It was past midnight when I heard the faint sound of footsteps on the snow, a soft, crunching sound. I slithered back out of the circle of light made by the fire and brought the big Marlin around, my finger on the trigger. Peering into the moonlit pass I saw the figure approaching slowly. I waited until the figure, also bundled up in furred hat and thick parka, neared the fire, and then I moved forward, rifle aimed at it.
"Stay right there," I commanded. The figure halted and I walked up to it. As I approached I saw that the newcomer was small, not much higher than my shoulder.
"What do you do here?" I asked. "Are you passing through?"
"I come to take you to my father," the answer came in a soft, liquid voice. I lowered the rifle.
"A girl?" I exclaimed in astonishment. She moved forward and I saw a small, smooth young face peering out from beneath the big, furry hat and the upturned collar of the parka. I could make out a small, pert nose and soft brown almond eyes. She sank down beside the fire wearily.
"Do not be surprised," she commented in perfect English, just the trace of a British accent in her tone. "The Sherpa women can outclimb and outwalk any of the men. I am not one of the Sherpa, but I have grown up in these mountains."
"Surprises seem to be a part of your country," I said, sinking down beside her. "I've already had one tonight." I quickly told her of the other guide who had come for me and I heard her draw her breath in sharply.
"A thousand apologies to you," she said. "My father will be heartsick to hear of this. We were afraid something like it might happen but we were helpless to prevent it. Only three days ago we found out that one of our servants who had relayed messages between my father and Mr. Angsley belonged to Ghotak's Snake Society. That is why he sent me off to meet you at once. He knew he could have trust in me."
She was warming her hands before the fire, and I put on some more wood. Even bundled up in the shapeless layers of clothing there was something petite about her, and her movements as she stretched before the flames were fluid and graceful.

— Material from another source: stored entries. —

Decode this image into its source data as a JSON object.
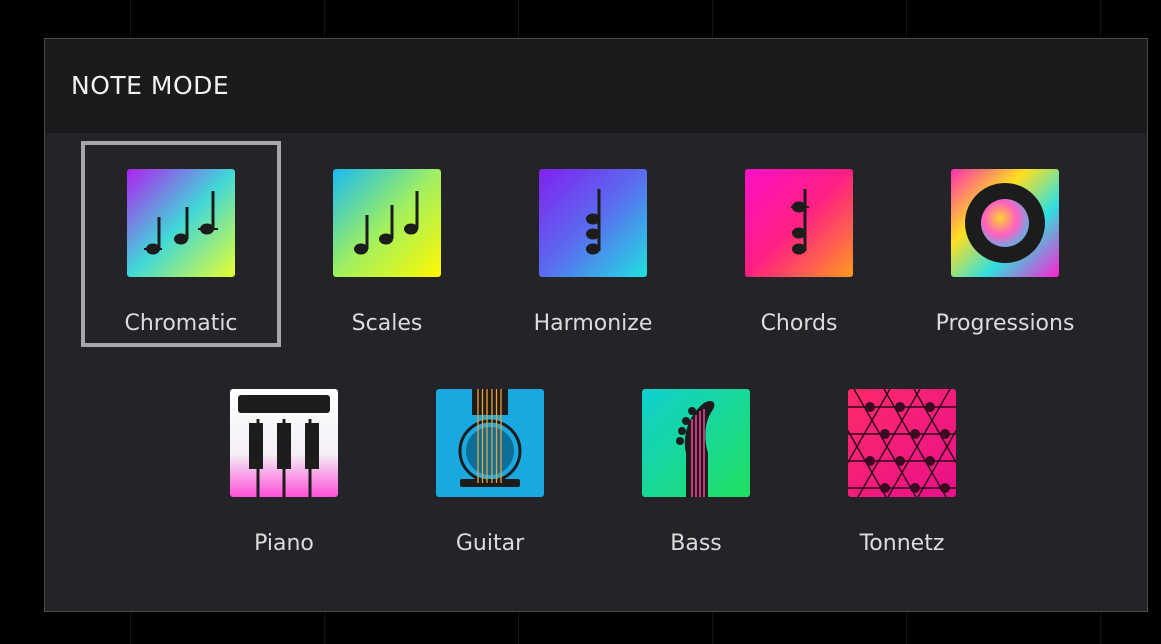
{
  "dialog": {
    "title": "NOTE MODE",
    "selected_mode": "Chromatic"
  },
  "modes": [
    {
      "id": "chromatic",
      "label": "Chromatic",
      "icon": "chromatic-notes-icon",
      "selected": true
    },
    {
      "id": "scales",
      "label": "Scales",
      "icon": "scale-notes-icon",
      "selected": false
    },
    {
      "id": "harmonize",
      "label": "Harmonize",
      "icon": "harmonize-notes-icon",
      "selected": false
    },
    {
      "id": "chords",
      "label": "Chords",
      "icon": "chord-notes-icon",
      "selected": false
    },
    {
      "id": "progressions",
      "label": "Progressions",
      "icon": "progression-ring-icon",
      "selected": false
    },
    {
      "id": "piano",
      "label": "Piano",
      "icon": "piano-keys-icon",
      "selected": false
    },
    {
      "id": "guitar",
      "label": "Guitar",
      "icon": "guitar-body-icon",
      "selected": false
    },
    {
      "id": "bass",
      "label": "Bass",
      "icon": "bass-headstock-icon",
      "selected": false
    },
    {
      "id": "tonnetz",
      "label": "Tonnetz",
      "icon": "tonnetz-grid-icon",
      "selected": false
    }
  ],
  "colors": {
    "dialog_background": "#242428",
    "header_background": "#1b1b1d",
    "selection_border": "#a7a7a9",
    "label_text": "#dcdcdc"
  }
}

"I am Khaleen," she announced simply. "Only daughter of the House of Leeunghi and, since the death of my mother, woman of my father's home."
"And I'm Nick, Nick Carter, Khaleen," I replied. "You speak perfect English. Where did you learn?"
"I studied in England as a young girl," she said. "I returned at the death of my mother. We await your coming with great hopes born of desperation. Ghotak is close to victory."
I smiled grimly. "I'll give it everything I can," I answered. "I've already got one personal score to settle with this Ghotak cat. Hired assassins sent to kill me make me more than a little annoyed."
Khaleen smiled, her teeth beautifully even and white. She was studying me with a wisdom in her eyes that was born not of experience but of heritage.
"I think that if there is still time, you will find a way to help us, Mr. Carter," she said slowly.
"Nick," I corrected her. She smiled again and moved closer to me. I wished I could see more of her than the tiny piece of her face showing through the layers of clothing.
"We will rest a few hours by the fire before starting the trip back," she said. "We will lie close together for added warmth." She lay down in front of the fire and gently pulled me down beside her. Turning on her side so that we lay back to back, she immediately fell into a sound sleep. As I lay awake a while longer I realized the truth of her actions. Even through the heavy clothing, I could feel the warmth of her body against mine. I fell asleep shortly after, the rifle cradled in my arms.
It was still dark when I felt her stir and I awoke.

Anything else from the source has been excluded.